Personal information
- Birth name: Laura Anne Du Ry van Beest Holle
- Date of birth: 13 August 1992 (age 34)
- Place of birth: Amsterdam, Netherlands
- Position: Goalkeeper

Senior career*
- Years: Team / Apps / (Gls)
- 2009–2011: ADO Den Haag / 8 / (0)
- 2011: Standard Liège / 9 / (0)
- 2011–2012: PEC Zwolle / 7 / (0)
- 2012–2016: Ajax / 41 / (0)
- 2016–2017: Lyon
- 2017: FGCDL

International career
- 2007: Netherlands U15 / 1 / (0)
- 2008: Netherlands U17 / 2 / (0)
- 2010–2011: Netherlands U19 / 15 / (0)

= Laura Du Ry =

Dutch association football player

Laura Anne Du Ry van Beest Holle (born 13 August 1992) is a Dutch former goalkeeper who has played for Ajax in the Eredivisie.

==Career==
===ADO Den Haag===

Du Ry made her league debut against Utrecht on 24 January 2011.

===Standard Liège===

On 15 December 2011, it was announced that Du Ry left Standard Liège.

===PEC Zwolle===

On 28 December 2011, Du Ry was announced at FC Zwolle.

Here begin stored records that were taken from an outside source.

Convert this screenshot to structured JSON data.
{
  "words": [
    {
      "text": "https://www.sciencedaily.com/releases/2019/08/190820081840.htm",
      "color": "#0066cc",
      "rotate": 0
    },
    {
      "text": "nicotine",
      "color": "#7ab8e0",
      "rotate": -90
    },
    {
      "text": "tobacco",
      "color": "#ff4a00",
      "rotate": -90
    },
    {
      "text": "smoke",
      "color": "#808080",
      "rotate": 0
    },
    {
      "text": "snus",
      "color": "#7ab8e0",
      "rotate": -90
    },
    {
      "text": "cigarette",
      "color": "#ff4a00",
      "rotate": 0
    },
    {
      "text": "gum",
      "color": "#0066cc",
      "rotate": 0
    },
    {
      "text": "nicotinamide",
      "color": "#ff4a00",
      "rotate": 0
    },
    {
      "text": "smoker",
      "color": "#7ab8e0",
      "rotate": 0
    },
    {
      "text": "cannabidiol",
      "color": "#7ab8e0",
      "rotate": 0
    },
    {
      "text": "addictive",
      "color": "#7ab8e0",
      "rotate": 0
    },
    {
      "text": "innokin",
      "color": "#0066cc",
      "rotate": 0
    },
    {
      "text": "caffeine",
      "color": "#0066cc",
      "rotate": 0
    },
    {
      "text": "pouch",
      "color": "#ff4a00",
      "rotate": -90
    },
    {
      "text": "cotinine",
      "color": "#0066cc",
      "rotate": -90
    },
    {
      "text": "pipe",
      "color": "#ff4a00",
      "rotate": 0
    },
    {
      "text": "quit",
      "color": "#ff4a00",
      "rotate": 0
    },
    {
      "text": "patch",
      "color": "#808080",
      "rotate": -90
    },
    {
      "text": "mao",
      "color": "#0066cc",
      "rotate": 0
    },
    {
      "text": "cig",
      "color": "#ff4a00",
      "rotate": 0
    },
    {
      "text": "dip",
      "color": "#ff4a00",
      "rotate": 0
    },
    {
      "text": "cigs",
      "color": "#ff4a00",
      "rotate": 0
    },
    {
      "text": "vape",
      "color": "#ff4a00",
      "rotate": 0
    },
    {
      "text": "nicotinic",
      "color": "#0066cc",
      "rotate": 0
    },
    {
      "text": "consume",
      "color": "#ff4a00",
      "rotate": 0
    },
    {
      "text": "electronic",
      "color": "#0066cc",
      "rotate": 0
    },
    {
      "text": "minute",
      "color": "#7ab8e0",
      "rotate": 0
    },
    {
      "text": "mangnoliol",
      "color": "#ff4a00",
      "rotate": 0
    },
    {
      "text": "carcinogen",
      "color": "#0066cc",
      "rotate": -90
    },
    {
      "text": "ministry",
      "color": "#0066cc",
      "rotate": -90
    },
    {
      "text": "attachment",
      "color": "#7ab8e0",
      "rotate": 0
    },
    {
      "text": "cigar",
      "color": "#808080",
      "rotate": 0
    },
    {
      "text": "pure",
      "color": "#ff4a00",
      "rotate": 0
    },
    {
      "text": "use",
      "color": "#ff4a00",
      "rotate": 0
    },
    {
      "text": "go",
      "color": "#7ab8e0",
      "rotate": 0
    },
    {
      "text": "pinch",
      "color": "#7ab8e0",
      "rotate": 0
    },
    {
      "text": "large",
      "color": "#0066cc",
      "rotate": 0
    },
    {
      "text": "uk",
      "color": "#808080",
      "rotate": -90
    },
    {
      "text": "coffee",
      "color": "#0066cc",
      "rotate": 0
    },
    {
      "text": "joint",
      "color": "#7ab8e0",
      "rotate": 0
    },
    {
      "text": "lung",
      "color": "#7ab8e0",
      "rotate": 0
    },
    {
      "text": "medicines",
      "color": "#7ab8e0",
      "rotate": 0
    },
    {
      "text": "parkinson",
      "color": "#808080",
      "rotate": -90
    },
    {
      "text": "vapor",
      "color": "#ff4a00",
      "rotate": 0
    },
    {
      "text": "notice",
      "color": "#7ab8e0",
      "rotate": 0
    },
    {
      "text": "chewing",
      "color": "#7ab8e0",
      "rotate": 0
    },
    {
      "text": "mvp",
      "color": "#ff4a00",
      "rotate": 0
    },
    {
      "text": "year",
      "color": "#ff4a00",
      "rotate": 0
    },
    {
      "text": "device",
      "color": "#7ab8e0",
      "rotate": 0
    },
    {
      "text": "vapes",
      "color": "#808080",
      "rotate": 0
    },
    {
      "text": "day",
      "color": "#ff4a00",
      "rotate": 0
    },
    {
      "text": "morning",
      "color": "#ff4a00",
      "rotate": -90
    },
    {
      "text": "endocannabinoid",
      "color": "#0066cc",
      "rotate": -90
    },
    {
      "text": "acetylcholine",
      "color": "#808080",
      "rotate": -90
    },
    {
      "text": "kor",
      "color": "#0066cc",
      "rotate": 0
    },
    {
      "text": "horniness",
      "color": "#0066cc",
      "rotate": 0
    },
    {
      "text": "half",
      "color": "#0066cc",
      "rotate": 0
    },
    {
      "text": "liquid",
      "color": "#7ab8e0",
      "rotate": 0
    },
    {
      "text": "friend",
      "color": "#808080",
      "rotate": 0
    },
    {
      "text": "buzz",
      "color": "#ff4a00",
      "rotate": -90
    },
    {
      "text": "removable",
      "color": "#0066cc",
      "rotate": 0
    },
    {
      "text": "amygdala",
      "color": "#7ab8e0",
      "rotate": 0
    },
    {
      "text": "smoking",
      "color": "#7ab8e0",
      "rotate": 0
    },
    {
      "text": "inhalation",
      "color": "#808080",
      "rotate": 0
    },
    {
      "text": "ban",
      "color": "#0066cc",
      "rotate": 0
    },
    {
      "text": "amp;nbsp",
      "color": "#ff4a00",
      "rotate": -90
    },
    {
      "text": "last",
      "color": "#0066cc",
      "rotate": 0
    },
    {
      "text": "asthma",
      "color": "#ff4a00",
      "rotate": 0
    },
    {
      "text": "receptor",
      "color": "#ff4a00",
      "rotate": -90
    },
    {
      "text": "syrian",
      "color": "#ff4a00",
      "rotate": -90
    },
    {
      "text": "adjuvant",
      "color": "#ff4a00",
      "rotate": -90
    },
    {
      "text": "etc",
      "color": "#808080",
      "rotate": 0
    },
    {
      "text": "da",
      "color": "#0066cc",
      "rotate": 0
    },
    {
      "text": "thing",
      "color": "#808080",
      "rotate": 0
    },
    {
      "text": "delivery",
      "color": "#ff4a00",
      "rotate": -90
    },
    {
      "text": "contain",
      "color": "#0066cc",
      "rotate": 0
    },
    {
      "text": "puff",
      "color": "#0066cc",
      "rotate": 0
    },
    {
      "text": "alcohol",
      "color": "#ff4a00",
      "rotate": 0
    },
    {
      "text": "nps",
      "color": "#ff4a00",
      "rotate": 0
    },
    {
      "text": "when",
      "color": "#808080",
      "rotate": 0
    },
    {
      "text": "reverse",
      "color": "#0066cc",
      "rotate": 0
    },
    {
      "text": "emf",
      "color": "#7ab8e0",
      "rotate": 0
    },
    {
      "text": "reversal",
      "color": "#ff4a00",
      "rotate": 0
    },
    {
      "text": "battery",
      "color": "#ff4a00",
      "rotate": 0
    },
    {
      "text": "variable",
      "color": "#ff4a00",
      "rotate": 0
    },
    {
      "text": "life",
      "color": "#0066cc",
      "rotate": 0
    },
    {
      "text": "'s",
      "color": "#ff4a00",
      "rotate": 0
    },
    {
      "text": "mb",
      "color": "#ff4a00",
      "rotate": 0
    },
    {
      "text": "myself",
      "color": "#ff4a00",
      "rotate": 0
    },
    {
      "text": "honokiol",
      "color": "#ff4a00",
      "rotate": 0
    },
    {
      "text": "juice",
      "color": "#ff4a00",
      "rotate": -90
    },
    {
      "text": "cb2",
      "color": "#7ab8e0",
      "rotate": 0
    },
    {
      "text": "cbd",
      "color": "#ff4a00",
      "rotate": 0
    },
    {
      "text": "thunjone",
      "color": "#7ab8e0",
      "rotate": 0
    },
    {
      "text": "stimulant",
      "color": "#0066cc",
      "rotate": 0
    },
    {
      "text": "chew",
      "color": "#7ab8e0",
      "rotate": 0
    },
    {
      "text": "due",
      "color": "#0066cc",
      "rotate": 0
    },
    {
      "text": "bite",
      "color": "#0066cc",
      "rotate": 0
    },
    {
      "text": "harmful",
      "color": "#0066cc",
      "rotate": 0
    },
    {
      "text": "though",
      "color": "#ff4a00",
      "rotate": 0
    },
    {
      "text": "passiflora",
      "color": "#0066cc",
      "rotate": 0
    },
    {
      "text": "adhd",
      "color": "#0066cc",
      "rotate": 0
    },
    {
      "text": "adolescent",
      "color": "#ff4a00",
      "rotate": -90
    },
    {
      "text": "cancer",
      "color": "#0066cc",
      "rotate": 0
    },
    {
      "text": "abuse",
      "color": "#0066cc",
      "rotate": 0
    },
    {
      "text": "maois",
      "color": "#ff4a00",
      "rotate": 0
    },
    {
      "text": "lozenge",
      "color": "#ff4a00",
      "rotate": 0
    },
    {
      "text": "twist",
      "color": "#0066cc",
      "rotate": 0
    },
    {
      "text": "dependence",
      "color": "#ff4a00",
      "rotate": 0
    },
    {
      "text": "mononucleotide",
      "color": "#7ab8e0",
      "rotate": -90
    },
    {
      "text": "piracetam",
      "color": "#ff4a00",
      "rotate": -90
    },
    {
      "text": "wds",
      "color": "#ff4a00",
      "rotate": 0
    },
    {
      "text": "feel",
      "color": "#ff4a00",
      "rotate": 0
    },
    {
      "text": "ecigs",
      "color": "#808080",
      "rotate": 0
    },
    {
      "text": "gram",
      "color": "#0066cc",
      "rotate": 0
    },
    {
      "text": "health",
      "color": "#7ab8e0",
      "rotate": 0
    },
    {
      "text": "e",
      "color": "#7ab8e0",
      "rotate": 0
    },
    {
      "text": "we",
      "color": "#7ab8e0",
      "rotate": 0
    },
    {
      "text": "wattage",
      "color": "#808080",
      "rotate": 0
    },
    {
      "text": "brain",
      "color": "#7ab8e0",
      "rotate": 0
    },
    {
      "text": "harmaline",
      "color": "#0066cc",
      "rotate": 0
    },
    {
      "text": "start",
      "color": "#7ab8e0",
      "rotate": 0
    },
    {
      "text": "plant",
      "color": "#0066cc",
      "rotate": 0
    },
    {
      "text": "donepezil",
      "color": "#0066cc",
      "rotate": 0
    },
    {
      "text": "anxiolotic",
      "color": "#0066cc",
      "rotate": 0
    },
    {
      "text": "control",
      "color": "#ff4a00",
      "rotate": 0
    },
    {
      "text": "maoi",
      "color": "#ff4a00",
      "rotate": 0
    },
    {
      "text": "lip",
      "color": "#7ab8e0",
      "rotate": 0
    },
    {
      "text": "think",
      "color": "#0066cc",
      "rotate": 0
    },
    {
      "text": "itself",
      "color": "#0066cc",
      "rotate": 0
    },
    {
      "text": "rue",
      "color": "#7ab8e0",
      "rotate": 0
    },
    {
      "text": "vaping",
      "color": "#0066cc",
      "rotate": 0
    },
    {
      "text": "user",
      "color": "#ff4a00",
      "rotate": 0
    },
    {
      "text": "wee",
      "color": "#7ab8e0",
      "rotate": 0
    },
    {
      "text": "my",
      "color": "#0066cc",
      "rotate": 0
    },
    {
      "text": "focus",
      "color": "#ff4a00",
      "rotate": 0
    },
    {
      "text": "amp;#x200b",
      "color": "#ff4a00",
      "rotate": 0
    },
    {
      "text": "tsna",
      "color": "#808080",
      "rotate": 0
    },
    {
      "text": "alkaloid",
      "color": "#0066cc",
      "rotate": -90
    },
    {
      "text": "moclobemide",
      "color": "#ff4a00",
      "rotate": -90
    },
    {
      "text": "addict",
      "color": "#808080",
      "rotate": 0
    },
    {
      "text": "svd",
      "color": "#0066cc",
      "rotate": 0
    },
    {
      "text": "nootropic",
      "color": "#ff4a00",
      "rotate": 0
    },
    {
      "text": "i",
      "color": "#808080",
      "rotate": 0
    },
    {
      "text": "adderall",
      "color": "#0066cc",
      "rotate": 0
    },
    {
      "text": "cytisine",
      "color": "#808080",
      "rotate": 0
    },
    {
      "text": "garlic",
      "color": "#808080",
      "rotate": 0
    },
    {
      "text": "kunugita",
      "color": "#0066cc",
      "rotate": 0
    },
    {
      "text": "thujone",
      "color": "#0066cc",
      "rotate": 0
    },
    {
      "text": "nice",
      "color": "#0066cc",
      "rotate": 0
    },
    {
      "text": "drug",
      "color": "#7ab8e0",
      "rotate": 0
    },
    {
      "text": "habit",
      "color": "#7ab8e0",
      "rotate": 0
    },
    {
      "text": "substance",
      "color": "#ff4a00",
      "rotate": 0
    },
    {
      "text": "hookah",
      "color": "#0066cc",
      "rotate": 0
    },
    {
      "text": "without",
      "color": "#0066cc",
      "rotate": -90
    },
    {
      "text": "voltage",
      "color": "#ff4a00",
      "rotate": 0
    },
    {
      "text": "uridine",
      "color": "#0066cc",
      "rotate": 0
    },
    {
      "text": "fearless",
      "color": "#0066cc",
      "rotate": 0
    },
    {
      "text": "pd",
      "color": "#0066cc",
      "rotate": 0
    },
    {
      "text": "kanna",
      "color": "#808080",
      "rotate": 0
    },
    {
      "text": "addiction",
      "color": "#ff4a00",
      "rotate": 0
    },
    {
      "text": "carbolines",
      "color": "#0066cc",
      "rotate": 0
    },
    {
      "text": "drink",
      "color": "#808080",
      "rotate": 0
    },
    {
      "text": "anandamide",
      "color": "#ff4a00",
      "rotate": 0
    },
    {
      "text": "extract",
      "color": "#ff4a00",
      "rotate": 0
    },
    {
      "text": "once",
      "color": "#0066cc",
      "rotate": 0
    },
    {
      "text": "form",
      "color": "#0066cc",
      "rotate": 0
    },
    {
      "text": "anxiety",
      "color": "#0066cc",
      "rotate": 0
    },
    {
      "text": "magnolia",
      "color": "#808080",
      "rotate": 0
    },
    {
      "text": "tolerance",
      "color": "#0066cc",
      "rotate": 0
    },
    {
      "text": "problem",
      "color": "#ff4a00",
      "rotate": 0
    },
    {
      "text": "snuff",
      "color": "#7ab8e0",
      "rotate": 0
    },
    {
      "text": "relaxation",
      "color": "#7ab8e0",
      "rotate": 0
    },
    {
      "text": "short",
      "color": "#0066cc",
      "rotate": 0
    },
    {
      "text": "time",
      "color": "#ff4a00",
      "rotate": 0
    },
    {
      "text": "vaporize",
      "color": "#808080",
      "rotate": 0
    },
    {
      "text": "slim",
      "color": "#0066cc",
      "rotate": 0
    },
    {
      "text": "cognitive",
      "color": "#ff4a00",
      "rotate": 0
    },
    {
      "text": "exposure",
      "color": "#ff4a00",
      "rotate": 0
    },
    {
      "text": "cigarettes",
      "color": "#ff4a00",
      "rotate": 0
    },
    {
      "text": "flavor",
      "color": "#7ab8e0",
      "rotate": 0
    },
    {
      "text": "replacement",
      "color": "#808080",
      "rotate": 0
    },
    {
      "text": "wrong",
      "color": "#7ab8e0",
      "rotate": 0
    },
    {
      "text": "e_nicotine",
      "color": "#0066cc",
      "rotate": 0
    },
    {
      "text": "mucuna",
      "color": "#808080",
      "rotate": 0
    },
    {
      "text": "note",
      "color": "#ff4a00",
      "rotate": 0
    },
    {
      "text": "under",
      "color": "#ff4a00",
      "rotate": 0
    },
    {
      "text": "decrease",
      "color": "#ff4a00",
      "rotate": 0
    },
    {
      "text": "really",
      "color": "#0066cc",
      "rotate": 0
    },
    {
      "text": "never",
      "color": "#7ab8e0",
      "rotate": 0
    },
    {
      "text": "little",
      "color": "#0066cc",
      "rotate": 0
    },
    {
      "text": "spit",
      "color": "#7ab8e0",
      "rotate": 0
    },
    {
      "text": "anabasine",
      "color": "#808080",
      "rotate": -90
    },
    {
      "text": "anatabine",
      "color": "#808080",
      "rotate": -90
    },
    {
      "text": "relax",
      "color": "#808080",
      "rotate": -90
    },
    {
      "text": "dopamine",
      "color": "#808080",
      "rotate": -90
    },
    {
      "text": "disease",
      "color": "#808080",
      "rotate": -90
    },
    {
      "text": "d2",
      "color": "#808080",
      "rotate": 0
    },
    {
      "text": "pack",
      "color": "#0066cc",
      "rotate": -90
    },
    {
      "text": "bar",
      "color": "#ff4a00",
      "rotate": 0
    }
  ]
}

She made her league debut against Utrecht on 21 February 2012.

===Ajax===

Du Ry made her league debut against Heerenveen on 24 August 2012. In June 2013, she suffered a shoulder injury that kept her out for months.

===Lyon===

Du Ry suffered a torn ankle ligaments injury that kept her out for six weeks.

===FGCDL===

On June 1, 2017, Du Ry was announced at FGCDL.

==International career==

On 30 March 2013, it was announced that Du Ry had replaced Angela Christ due to Christ's injury.

==Post-playing career==

In January 2021, Du Ry joined Jogo as its head of marketing. As of June 2024, Du Ry is working for Appwrite.

==Personal life==

Du Ry studied Internationale Business and Management at the Amsterdam University of applied sciences, and a Sportmarketing/Commerciele Economie bachelor's degree at Johan Cruyff Institute.